In dieser französischen Netflix-Produktion geht es um einen Dieb der, inspiriert von den Geschichten über den Meisterdieb Arsène Lupin, einen spektakulären Diamantenraub vollzieht, um den Tod seines Vaters zu rächen. Doch die Familie, mit der er sich anlegt, ist reich, mächtig und scheut keine Mittel, ihren Ruf und ihre Position zu erhalten. Auch diese Story gewinnt keinen Emmy, ist aber spannend inszeniert und gut erzählt. Hauptdarsteller Omar Sy ist allerdings der Hauptgrund, diese Serie anzuschauen.
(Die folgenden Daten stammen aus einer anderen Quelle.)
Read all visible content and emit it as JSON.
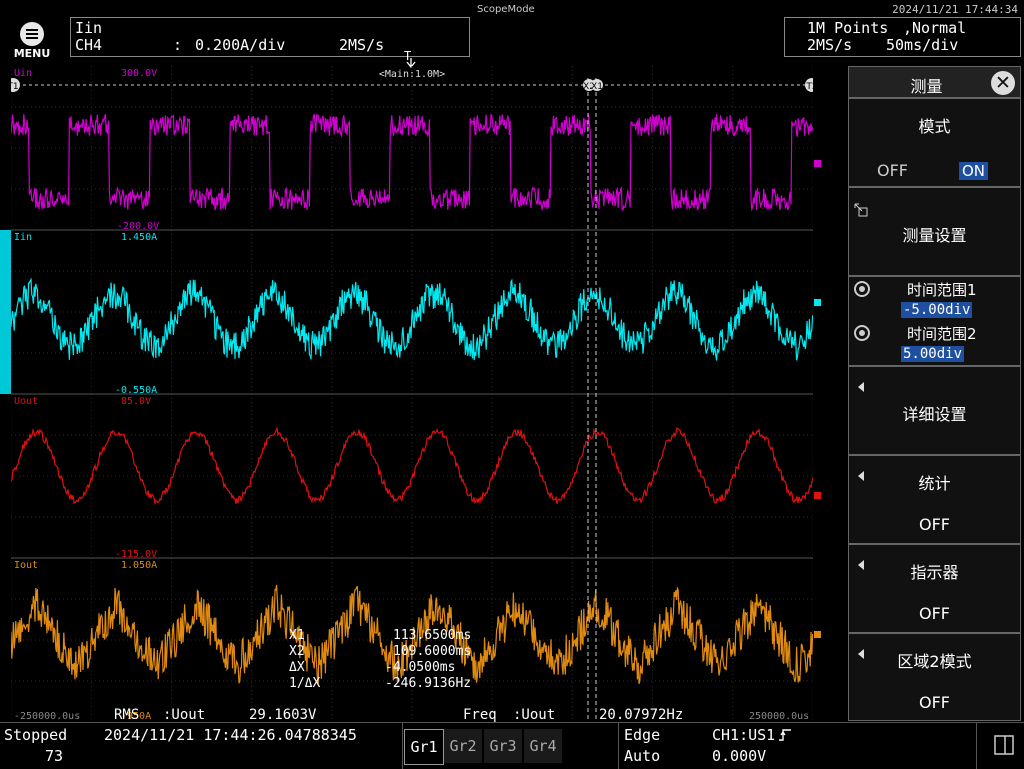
{
  "header": {
    "menu_label": "MENU",
    "app_title": "ScopeMode",
    "datetime": "2024/11/21 17:44:34",
    "channel_name": "Iin",
    "channel": "CH4",
    "channel_sep": ":",
    "vdiv": "0.200A/div",
    "sample_rate": "2MS/s",
    "points": "1M Points",
    "mode": ",Normal",
    "acq_rate": "2MS/s",
    "tdiv": "50ms/div",
    "trigger_marker": "T"
  },
  "plot": {
    "main_label": "<Main:1.0M>",
    "marker_t1": "T1",
    "marker_t2": "T2",
    "marker_x2": "X2",
    "marker_x1": "X1",
    "time_left": "-250000.0us",
    "time_right": "250000.0us",
    "traces": [
      {
        "name": "Uin",
        "top": "300.0V",
        "bottom": "-200.0V",
        "color": "#d000d0"
      },
      {
        "name": "Iin",
        "top": "1.450A",
        "bottom": "-0.550A",
        "color": "#00e8f0"
      },
      {
        "name": "Uout",
        "top": "85.0V",
        "bottom": "-115.0V",
        "color": "#e01010"
      },
      {
        "name": "Iout",
        "top": "1.050A",
        "bottom": "-950A",
        "color": "#e08a10"
      }
    ],
    "cursor": {
      "x1_label": "X1",
      "x1_value": "113.6500ms",
      "x2_label": "X2",
      "x2_value": "109.6000ms",
      "dx_label": "ΔX",
      "dx_value": "-4.0500ms",
      "inv_label": "1/ΔX",
      "inv_value": "-246.9136Hz"
    },
    "meas": {
      "rms_label": "RMS",
      "rms_src": ":Uout",
      "rms_value": "29.1603V",
      "freq_label": "Freq",
      "freq_src": ":Uout",
      "freq_value": "20.07972Hz"
    }
  },
  "panel": {
    "title": "测量",
    "mode_label": "模式",
    "off": "OFF",
    "on": "ON",
    "settings": "测量设置",
    "range1_label": "时间范围1",
    "range1_value": "-5.00div",
    "range2_label": "时间范围2",
    "range2_value": "5.00div",
    "detail": "详细设置",
    "stats": "统计",
    "stats_value": "OFF",
    "indicator": "指示器",
    "indicator_value": "OFF",
    "zone2": "区域2模式",
    "zone2_value": "OFF"
  },
  "footer": {
    "status": "Stopped",
    "count": "73",
    "timestamp": "2024/11/21 17:44:26.04788345",
    "groups": [
      "Gr1",
      "Gr2",
      "Gr3",
      "Gr4"
    ],
    "trig_type": "Edge",
    "trig_mode": "Auto",
    "trig_source": "CH1:US1",
    "trig_level": "0.000V"
  }
}
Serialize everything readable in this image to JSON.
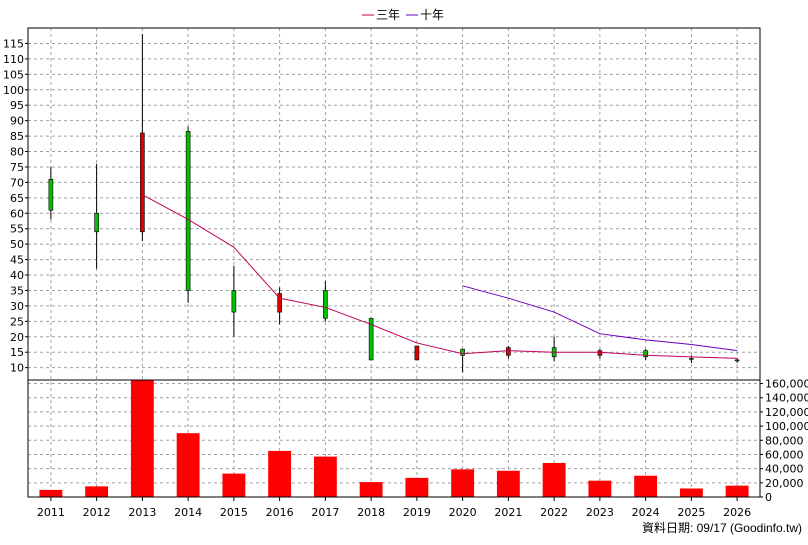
{
  "legend": {
    "items": [
      {
        "label": "三年",
        "color": "#c0005a"
      },
      {
        "label": "十年",
        "color": "#6a00c0"
      }
    ]
  },
  "footer": {
    "credit": "資料日期: 09/17  (Goodinfo.tw)"
  },
  "colors": {
    "up": "#00c000",
    "down": "#e00000",
    "volume": "#ff0000",
    "grid": "#a0a0a0",
    "three_year": "#c0005a",
    "ten_year": "#6a00c0"
  },
  "chart_data": [
    {
      "type": "candlestick",
      "title": "",
      "categories": [
        "2011",
        "2012",
        "2013",
        "2014",
        "2015",
        "2016",
        "2017",
        "2018",
        "2019",
        "2020",
        "2021",
        "2022",
        "2023",
        "2024",
        "2025",
        "2026"
      ],
      "ylim": [
        6,
        120
      ],
      "yticks": [
        10,
        15,
        20,
        25,
        30,
        35,
        40,
        45,
        50,
        55,
        60,
        65,
        70,
        75,
        80,
        85,
        90,
        95,
        100,
        105,
        110,
        115
      ],
      "grid": true,
      "ohlc": [
        {
          "year": "2011",
          "open": 61,
          "high": 75,
          "low": 58,
          "close": 71
        },
        {
          "year": "2012",
          "open": 54,
          "high": 76,
          "low": 42,
          "close": 60
        },
        {
          "year": "2013",
          "open": 86,
          "high": 118,
          "low": 51,
          "close": 54
        },
        {
          "year": "2014",
          "open": 35,
          "high": 88,
          "low": 31,
          "close": 86.5
        },
        {
          "year": "2015",
          "open": 28,
          "high": 43,
          "low": 20,
          "close": 35
        },
        {
          "year": "2016",
          "open": 34,
          "high": 36,
          "low": 24,
          "close": 28
        },
        {
          "year": "2017",
          "open": 26,
          "high": 38,
          "low": 25,
          "close": 35
        },
        {
          "year": "2018",
          "open": 12.5,
          "high": 26,
          "low": 12.5,
          "close": 26
        },
        {
          "year": "2019",
          "open": 17,
          "high": 17,
          "low": 12.5,
          "close": 12.5
        },
        {
          "year": "2020",
          "open": 14,
          "high": 16,
          "low": 8.5,
          "close": 16
        },
        {
          "year": "2021",
          "open": 16.5,
          "high": 17,
          "low": 13,
          "close": 14
        },
        {
          "year": "2022",
          "open": 13.5,
          "high": 20,
          "low": 12,
          "close": 16.5
        },
        {
          "year": "2023",
          "open": 15.5,
          "high": 16,
          "low": 13,
          "close": 14
        },
        {
          "year": "2024",
          "open": 13.5,
          "high": 16,
          "low": 12.5,
          "close": 15.5
        },
        {
          "year": "2025",
          "open": 13,
          "high": 14,
          "low": 11.5,
          "close": 13
        },
        {
          "year": "2026",
          "open": 12.5,
          "high": 13,
          "low": 11.5,
          "close": 12.5
        }
      ],
      "series": [
        {
          "name": "三年",
          "values": [
            null,
            null,
            66,
            58,
            49,
            32.5,
            29.5,
            24,
            18,
            14.5,
            15.5,
            15,
            15,
            14,
            13.5,
            13
          ]
        },
        {
          "name": "十年",
          "values": [
            null,
            null,
            null,
            null,
            null,
            null,
            null,
            null,
            null,
            36.5,
            32.5,
            28,
            21,
            19,
            17.5,
            15.5
          ]
        }
      ]
    },
    {
      "type": "bar",
      "title": "",
      "categories": [
        "2011",
        "2012",
        "2013",
        "2014",
        "2015",
        "2016",
        "2017",
        "2018",
        "2019",
        "2020",
        "2021",
        "2022",
        "2023",
        "2024",
        "2025",
        "2026"
      ],
      "values": [
        10000,
        15000,
        165000,
        90000,
        33000,
        65000,
        57000,
        21000,
        27000,
        39000,
        37000,
        48000,
        23000,
        30000,
        12000,
        16000
      ],
      "ylim": [
        0,
        165000
      ],
      "yticks": [
        0,
        20000,
        40000,
        60000,
        80000,
        100000,
        120000,
        140000,
        160000
      ],
      "ytick_labels": [
        "0",
        "20,000",
        "40,000",
        "60,000",
        "80,000",
        "100,000",
        "120,000",
        "140,000",
        "160,000"
      ],
      "grid": true
    }
  ]
}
Die Macher der Serie geben sich sichtlich Mühe, ihn wie einen zweiten Idris Elba aussehen zu lassen und diese Aufgabe meistert Omar Sy mit Bravour, allerdings ohne das Vorbild einfach nachzuahmen. Er ist fit, selbstbewusst, gut gestylt und badass, aber trägt dabei immer ein gewinnendes Lächeln im Gesicht, was ihn für den Zuschauer sehr sympathisch macht. Wer was Leichtverdauliches für einen regnerischen Sonntag sucht, dem sei Lupin an Herz gelegt.

Filme

Parasite

Gar nicht so leicht verdaulich ist Parasite vom koreanischen Regisseur Bong Joon-ho. Hier geht es um eine Familie aus armen Verhältnissen, deren jüngster Spross Kim Ki-woo durch einen glücklichen Zufall eine Anstellung als Nachhilfelehrer bei einer äußerst wohlhabenden Familie Park bekommt. Die Familie wittert hier sofort eine Chance und so vermittelt Kim sowohl seine Schwester als auch seine beiden Eltern nach und nach als Angestellte. Dass Familie Kim dadurch wie ein durstiger Parasit an den Parks hängt, ist schon düster genug, jedoch machen die Kims bald eine noch viel düsterere Entdeckung und bald gerät einiges außer Kontrolle. Parasite ist teils Familiendrama, teils Komödie und zum Schluss sogar Psychothriller und erzählt wie schon Bong Joon-hos Kultstreifen Snowpiercer eine aufreibende Geschichte von Klassenunterschieden, Ungerechtigkeit und gesellschaftlichen Abgründen. Viel Action gibt es hier diesmal jedoch nicht. Das Erzähltempo in Parasite ist zu Beginn gemächlich und der Film lebt hauptsächlich von den Schauspielern und der Spannung, die sich ganz langsam zwischen den Figuren aufbaut. Zum Schluss gewinnt er extrem an Intensität und bietet einige Momente, bei denen man nicht so recht weiß, ob man hin- oder wegschauen möchte. Diese rapiden Wechsel in Erzähltempo und inhaltlicher sowie visueller Intensität sind eines der Markenzeichen koreanischen Kinos, die ich sehr schätze, die aber nicht für jeden sind. Wer Oldboy (das Original von 2003) und Snowpiercer mochte, kann sich Parasite schon anschauen, darf aber wie gesagt keinen Actionfilm erwarten. Dennoch ein ganz schön harter Brocken und gleichzeitig brillantes Stück Filmgeschichte. Für Cineasten ein Muss.